In this case, one of them (perhaps the instigator) received 100 lashes, while the other sailor received 78 on the back with a cat of nine tales.

(NOTE: The cat o' nine tales was three lengths of rope held together in a wooden handle. Towards the end of these ropes, about a metre long, they were split into three strands, each having a hard knot in the middle. The impact of this whip on the skin was severe, probably the reason why the use of this whip was abolished in 1806 by an order of the Admiralty.)


And with this distraction out of the way, the Ocean hoisted a signal indicating its readiness to sail, and emphasised the point by firing one of its cannons. In reply they received a message that the despatches from the Governor still were not ready, a matter not helped by the late arrival of more correspondence from the Alexander.
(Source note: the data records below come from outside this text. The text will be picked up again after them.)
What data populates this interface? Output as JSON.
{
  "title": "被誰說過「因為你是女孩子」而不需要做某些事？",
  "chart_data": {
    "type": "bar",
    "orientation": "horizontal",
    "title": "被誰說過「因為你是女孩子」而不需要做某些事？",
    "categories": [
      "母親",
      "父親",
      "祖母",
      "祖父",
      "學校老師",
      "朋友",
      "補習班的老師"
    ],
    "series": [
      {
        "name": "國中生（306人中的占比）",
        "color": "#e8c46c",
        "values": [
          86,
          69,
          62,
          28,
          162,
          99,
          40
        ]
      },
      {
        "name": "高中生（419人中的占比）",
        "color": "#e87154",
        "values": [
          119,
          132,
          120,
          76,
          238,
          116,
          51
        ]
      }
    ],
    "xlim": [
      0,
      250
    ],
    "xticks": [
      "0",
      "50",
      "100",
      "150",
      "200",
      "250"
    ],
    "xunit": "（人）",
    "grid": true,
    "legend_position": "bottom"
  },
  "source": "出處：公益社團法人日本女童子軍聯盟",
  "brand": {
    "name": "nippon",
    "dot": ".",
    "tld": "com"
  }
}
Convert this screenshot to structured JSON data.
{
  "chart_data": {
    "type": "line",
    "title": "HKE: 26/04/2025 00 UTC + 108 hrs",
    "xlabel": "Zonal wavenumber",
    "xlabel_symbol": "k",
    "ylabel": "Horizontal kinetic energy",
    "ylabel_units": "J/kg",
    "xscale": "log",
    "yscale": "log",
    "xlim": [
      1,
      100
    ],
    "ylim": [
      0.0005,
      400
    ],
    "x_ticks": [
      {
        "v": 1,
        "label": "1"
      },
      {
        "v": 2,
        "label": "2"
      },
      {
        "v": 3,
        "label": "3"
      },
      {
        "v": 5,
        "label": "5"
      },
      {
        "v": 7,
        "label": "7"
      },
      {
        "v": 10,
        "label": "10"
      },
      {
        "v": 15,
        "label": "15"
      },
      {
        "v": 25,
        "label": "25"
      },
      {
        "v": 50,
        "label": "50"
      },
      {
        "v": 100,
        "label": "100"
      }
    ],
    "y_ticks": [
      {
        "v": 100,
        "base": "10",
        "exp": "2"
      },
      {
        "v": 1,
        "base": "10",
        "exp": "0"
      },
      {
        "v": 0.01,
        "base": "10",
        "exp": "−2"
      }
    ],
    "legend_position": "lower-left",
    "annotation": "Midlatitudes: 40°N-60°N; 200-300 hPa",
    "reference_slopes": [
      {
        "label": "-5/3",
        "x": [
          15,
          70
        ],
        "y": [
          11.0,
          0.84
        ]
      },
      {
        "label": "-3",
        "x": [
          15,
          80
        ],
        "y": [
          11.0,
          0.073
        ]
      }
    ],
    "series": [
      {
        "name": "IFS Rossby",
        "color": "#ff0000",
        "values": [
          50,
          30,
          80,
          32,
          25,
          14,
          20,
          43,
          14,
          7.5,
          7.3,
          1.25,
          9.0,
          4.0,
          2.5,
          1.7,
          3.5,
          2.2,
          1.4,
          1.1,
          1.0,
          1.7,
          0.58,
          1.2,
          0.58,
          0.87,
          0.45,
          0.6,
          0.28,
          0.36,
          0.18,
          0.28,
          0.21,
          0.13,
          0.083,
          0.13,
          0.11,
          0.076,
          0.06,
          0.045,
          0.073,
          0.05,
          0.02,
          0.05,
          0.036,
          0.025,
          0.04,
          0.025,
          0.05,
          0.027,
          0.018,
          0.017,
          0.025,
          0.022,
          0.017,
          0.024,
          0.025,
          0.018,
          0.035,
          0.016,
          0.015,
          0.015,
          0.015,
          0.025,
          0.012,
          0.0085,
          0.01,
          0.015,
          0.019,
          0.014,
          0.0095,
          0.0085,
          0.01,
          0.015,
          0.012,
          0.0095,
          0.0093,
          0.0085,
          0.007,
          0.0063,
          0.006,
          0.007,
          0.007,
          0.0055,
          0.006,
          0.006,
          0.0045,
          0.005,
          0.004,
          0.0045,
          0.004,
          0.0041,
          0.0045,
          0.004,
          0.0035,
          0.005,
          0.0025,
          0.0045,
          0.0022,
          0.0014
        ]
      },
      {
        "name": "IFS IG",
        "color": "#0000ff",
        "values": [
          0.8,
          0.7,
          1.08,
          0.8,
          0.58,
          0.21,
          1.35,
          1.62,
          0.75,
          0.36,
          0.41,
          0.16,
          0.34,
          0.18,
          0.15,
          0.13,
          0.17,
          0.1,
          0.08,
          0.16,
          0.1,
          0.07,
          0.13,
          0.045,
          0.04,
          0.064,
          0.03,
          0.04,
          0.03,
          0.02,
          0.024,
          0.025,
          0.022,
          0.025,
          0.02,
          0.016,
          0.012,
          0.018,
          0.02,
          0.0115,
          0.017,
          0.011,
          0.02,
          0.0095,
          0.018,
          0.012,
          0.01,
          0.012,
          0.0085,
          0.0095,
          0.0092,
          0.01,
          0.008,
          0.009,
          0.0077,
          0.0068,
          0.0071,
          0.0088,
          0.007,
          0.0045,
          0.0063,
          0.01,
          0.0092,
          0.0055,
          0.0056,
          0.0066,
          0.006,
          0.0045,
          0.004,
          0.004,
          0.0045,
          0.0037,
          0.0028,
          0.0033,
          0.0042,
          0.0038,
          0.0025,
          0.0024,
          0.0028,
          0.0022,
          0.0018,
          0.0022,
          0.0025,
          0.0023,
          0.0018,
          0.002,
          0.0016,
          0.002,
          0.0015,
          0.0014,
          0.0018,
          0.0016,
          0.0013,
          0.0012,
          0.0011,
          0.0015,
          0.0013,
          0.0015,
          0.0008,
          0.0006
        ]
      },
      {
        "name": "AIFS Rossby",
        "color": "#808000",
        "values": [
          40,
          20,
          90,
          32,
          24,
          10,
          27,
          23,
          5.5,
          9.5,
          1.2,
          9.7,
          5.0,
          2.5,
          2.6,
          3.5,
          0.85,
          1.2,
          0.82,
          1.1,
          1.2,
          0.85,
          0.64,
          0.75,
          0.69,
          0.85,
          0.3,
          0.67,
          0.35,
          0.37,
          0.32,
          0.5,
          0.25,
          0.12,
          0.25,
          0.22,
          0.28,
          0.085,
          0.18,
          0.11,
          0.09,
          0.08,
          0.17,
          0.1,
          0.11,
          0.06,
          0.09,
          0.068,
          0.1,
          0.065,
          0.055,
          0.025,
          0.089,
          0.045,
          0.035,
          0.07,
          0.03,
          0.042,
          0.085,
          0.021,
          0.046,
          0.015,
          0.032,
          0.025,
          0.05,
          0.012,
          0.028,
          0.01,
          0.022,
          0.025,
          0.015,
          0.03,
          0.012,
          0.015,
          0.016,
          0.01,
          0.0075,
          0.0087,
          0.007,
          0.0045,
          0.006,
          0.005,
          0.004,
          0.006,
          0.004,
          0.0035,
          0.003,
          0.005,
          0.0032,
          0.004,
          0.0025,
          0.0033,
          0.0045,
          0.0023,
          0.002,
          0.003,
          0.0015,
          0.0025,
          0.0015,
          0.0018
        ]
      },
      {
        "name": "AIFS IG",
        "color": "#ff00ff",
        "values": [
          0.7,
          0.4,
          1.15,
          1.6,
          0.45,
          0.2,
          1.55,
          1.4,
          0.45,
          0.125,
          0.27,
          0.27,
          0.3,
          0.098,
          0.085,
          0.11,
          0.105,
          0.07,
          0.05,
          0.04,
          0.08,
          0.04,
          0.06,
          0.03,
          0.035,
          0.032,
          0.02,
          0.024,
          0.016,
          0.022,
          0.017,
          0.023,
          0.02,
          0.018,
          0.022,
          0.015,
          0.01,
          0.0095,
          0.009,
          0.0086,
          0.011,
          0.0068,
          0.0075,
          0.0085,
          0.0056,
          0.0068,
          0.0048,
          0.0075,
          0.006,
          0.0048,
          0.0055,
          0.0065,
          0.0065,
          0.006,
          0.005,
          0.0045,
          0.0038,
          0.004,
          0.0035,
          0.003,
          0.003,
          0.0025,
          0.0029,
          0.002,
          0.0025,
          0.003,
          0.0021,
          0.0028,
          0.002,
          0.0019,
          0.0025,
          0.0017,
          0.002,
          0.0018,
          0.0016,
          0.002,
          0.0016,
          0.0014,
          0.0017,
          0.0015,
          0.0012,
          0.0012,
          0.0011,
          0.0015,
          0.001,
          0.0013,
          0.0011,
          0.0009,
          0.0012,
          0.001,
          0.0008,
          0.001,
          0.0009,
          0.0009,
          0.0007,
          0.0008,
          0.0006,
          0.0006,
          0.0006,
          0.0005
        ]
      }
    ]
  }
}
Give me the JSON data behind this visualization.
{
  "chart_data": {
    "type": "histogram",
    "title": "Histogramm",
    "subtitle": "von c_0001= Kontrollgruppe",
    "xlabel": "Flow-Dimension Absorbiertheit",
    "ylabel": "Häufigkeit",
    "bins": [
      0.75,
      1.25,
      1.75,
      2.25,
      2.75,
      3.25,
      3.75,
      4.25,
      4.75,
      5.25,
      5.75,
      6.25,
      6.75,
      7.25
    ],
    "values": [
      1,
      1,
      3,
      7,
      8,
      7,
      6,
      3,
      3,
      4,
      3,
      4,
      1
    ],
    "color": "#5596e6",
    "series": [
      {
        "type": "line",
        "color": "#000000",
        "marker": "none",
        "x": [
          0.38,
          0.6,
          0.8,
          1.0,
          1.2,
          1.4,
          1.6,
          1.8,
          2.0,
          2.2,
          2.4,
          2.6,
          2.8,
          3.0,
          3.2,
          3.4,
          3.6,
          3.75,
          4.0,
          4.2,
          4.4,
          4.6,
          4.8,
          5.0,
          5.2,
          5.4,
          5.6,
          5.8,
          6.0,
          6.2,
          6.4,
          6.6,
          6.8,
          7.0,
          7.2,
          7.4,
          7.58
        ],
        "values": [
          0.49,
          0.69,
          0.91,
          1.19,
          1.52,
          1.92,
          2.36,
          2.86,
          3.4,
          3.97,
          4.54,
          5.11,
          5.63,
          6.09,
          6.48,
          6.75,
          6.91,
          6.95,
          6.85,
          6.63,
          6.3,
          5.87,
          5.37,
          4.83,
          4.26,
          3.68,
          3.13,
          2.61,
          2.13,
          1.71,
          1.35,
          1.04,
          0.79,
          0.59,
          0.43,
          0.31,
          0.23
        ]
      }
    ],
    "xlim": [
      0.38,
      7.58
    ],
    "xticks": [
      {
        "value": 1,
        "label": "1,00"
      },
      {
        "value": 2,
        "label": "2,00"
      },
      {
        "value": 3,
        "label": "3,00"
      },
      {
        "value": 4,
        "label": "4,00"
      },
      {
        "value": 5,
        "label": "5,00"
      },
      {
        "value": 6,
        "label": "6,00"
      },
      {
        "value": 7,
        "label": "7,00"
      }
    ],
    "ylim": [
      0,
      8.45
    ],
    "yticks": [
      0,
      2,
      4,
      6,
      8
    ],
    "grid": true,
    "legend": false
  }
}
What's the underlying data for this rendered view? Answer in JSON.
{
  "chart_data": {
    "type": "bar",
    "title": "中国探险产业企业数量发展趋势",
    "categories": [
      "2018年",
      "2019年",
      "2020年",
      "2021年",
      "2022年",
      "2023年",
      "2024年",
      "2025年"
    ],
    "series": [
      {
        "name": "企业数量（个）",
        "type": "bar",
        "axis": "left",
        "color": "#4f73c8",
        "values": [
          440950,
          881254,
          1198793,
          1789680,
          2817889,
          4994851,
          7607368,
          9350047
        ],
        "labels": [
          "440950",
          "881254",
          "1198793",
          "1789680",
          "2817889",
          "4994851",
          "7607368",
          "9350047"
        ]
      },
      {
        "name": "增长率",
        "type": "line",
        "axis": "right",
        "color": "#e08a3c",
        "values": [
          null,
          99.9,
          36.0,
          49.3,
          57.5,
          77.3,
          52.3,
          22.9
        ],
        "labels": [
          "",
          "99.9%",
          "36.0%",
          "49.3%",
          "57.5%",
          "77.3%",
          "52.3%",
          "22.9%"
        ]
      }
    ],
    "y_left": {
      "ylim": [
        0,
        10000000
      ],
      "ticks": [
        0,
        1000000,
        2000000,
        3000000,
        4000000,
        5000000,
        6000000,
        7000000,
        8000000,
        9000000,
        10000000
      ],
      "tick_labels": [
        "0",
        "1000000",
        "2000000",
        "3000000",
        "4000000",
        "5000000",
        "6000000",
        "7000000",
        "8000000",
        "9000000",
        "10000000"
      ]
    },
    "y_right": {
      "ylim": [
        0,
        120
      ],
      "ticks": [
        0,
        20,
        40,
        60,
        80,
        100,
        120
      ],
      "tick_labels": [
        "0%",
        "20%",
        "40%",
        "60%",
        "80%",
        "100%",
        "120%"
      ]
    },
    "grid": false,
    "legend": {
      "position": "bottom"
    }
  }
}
In the afternoon the pinnace (an eight-oared rowing boat, usually provided with sails) from the Lady Barlow arrived with its 2nd officer, who reported that his ship was under anchor near Betsey Island with cargo and cattle on board for the settlement, a message which caused the harbour pilot to leave immediately to guide the ship (500 tons, with 14 guns and a crew of 50 on board) safely into the Derwent and Sullivans Cove.
Actually, the Lady Barlow had already been in Storm Bay for some days, but failing to make the Derwent because of the fierce winds, had anchored on the eastern side of Betsey Island. Then the wild weather had picked up again and the ship had been driven out to sea very much like the Ocean a few weeks ago.
Reported Captain MacAskill later: the Wind almost invariably Blows from the NW to the SW with sudden Gusts, Severe Squalls and Heavy Gales, so that at times a Ship cannot show a stitch of Canvas, and may be driven out to sea from the very Anchorage off Betsey Island -- which was in fact the case with the Lady Barlow, being twice driven out to sea after having been well up to the head of the Bay.
We can be sure that MacAskill would have had plenty of yarns to exchange with Captain Mertho of the Ocean.
With all this commotion going on, again nothing is being said about holding a divine service that day.